Indian Kannada-language romantic drama film

Half Mentlu (Note: Mentlu is how Indians colloquially refer to a mental person.) is a 2016 Indian Kannada-language romantic drama directed by Lakshmi Dinesh, starring newcomer Sandeepa and Sonu Gowda. The plot is based on a real incident that took place in Ramanagara in 2010, with characters inspired by real people. The film was delayed and released in 2016 after being shelved since 2013.

==Cast==
- Sandeepa as Shiva a.k.a. Shivu
- Sonu Gowda as Madhu
- Achyuth Kumar
- Tabla Nani
- Mico Nagaraj
- Lakshmi Devamma
- Srinivas Gowda
- Mohan Juneja

==Production==
Assistant director Sandeepa, who played a small role in Googly (2013), gave up his government job to play the lead role in this film. Sandeepa was not to play the lead role but the director liked his mannerisms and chose him. The film was shot near Nandini Layout. Shooting was completed in 2013.

==Soundtrack==
Music by Bharath B. J. The song "Jeeva Haani Aagomunna" is not a part of the soundtrack album.

| No. | Title | Singer(s) | Length |
|---|---|---|---|
| 1. | "Haadi Beedili Ninthu" | Vijay Prakash | 4:34 |
| 2. | "Jeeva Haani Aagomunna" | Asith Tripati | 4:55 |
| 3. | "Alemariyagi" | Prem | 5:20 |
| 4. | "Godemele Ninna Hesara" | Shreya Ghoshal | 4:51 |
| 5. | "Pullu Pullu Pulinga" | Mangalamukhi - Shama, Mangalamukhi - Kushi, Group | 3:42 |
| 6. | "Marammana Edurali" | Naveen Sajju | 4:43 |
| 7. | "Godemele Ninna Hesara" | Bharath BJ | 4:51 |
| 8. | "Theme - Instrumental" | - | 2:17 |
| 9. | "Haadi Beedili Ninthu - Remix" | Vijay Prakash | 3:48 |

==Release and reception==
The release of the film was delayed after the Censor Board's refusal to give films CBFC certificates. The producer of the film attempted suicide after he was unable to release the film.
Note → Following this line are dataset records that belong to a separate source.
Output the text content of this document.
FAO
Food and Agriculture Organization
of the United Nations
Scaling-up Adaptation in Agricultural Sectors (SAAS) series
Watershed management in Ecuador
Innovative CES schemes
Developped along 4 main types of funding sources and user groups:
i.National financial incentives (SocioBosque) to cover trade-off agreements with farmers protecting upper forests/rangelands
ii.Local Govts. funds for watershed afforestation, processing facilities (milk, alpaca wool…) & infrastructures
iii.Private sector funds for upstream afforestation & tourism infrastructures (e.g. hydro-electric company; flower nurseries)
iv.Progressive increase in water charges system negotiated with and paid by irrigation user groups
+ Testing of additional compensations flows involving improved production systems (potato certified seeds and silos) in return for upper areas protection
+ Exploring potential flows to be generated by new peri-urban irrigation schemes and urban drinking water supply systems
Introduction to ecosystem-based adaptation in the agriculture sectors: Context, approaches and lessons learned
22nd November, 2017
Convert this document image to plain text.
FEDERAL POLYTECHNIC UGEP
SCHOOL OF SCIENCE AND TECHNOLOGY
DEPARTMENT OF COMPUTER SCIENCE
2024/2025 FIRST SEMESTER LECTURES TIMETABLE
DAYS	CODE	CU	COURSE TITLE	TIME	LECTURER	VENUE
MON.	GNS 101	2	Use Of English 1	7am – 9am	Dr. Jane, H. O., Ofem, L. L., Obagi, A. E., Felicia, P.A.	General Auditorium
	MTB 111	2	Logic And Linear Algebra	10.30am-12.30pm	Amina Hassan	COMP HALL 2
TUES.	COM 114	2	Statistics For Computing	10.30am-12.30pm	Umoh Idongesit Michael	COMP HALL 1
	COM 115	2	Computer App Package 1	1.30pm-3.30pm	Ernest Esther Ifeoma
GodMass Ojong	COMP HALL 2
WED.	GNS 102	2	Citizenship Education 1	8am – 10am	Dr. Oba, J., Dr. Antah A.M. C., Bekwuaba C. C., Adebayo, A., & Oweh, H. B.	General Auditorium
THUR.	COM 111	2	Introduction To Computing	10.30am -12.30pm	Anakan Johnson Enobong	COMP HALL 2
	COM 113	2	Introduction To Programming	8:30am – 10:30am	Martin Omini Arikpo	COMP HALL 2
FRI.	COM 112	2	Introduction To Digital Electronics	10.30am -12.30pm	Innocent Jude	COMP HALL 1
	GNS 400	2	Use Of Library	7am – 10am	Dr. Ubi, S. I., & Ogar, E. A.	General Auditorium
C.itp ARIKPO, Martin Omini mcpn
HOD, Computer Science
Archana Nathan of The Hindu opined that "Half Mentalu, with its half-baked plot and misunderstood idea of love drives you mad, for sure". Sunayana Suresh of The Times of India criticised Sandeepa's dialogue delivery but wrote that "The biggest highlight of the film are Bharath BJ's tunes. These come as much-needed respite between the confused narrative". G. S. Kumar of Filmfare gave a similar review and criticised Sandeepa's acting and stated that "The only good part in this movie is its music, composed by B J Bharath". Shashiprasad S. M. of Deccan Chronicle wrote that "there could not have been a more appropriate name for a film that highlights its shoddy making and the sad plight of the unknowing audience who watched a bit too much of it".